Cosmos Archaeology has delivered an extensive Underwater Cultural Heritage and Archaeology Impact Assessment for a significant clean energy project earmarked for Bass Strait.

Diver James Parkinson inspecting a concrete block during the Marinus Link assessment.

CA was engaged to undertake maritime cultural heritage and archaeology investigations as part of the Commonwealth’s Environmental Impact Assessment process for the proposed Marinus Link project. Marinus Link is a planned undersea and underground electricity and data interconnector between North West Tasmania and the Latrobe Valley in Victoria.  From Heybridge, Tasmania, Marinus Link’s cables will cross Bass Strait, buried in the seabed. The cables will then cross the shore at Waratah Bay, about 3 km west of Sandy Point, and run underground north through South Gippsland into the Latrobe Valley.

CA’s Impact Assessment is now available online for public exhibition, alongside several other environmental studies which contributed to the project’s overall EIS/EES requirements.
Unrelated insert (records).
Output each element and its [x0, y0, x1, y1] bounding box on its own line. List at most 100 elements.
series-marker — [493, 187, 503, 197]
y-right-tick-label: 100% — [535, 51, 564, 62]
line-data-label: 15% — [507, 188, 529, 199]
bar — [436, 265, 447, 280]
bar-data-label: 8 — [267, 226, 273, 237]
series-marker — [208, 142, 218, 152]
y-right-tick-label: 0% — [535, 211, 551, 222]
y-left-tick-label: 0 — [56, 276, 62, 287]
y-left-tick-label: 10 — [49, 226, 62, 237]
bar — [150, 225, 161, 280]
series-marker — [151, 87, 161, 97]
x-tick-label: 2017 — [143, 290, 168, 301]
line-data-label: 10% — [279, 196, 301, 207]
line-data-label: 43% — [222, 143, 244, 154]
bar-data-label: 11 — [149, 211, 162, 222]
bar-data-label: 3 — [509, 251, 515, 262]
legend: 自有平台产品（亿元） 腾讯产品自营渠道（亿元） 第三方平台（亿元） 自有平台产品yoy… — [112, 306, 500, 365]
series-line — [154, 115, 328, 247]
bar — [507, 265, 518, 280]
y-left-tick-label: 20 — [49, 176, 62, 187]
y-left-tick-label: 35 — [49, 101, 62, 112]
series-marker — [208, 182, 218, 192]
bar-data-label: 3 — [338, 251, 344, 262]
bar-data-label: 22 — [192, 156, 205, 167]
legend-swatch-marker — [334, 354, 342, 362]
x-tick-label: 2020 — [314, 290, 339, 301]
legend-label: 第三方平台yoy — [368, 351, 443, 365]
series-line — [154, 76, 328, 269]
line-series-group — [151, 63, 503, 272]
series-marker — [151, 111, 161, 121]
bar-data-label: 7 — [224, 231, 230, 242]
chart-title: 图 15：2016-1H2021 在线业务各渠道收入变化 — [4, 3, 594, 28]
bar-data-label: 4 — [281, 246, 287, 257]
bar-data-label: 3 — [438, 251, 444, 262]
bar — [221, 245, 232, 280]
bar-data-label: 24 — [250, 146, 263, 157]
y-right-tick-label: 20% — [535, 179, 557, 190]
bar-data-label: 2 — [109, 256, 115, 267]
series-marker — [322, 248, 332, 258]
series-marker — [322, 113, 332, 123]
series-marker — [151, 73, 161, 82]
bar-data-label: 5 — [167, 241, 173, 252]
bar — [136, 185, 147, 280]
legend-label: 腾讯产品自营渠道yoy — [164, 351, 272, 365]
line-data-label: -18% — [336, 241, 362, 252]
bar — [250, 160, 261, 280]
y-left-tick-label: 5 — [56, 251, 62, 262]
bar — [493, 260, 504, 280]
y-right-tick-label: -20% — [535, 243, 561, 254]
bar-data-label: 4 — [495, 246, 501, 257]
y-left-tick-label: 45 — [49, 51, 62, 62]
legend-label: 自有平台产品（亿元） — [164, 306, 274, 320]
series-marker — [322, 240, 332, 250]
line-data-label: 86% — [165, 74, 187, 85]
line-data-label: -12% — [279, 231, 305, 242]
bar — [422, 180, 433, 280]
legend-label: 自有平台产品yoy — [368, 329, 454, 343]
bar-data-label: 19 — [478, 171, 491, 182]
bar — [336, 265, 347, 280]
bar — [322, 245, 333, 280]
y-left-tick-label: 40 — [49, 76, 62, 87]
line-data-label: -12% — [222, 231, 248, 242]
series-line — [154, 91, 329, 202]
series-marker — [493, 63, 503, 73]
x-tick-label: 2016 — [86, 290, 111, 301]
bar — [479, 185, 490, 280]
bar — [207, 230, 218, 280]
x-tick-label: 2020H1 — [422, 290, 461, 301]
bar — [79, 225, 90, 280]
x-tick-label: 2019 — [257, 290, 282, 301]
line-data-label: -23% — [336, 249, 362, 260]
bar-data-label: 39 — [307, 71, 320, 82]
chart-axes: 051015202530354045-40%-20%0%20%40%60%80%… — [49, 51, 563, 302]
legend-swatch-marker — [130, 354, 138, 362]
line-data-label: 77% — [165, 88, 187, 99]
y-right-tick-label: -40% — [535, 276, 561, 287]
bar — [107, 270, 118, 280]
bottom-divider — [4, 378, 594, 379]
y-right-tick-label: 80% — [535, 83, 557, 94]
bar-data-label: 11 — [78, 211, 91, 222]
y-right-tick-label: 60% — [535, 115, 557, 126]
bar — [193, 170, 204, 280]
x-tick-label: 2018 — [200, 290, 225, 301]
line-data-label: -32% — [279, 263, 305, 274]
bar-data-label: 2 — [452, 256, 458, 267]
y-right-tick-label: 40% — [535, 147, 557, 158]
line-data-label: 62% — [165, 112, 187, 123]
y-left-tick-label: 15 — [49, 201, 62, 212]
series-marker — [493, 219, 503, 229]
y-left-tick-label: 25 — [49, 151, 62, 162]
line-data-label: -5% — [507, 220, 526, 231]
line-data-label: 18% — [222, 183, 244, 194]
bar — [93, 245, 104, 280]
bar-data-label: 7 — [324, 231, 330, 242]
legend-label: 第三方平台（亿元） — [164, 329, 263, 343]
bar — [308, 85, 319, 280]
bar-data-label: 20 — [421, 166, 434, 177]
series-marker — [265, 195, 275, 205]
The CA report can be found here.

The project includes the installation of two near parallel sets of high voltage direct current (HVDC) cables on and/or into the seabed.  No wrecks were identified along the cable alignments however a number of submerged land features were observed along the route such as beach ridges, paleo water courses and a large lake which once filled the central part of Bass Strait over 20,000 years ago.  Marinus Link is currently in planning and development, with Stage 1 construction expected to begin in 2026 and be completed by 2030.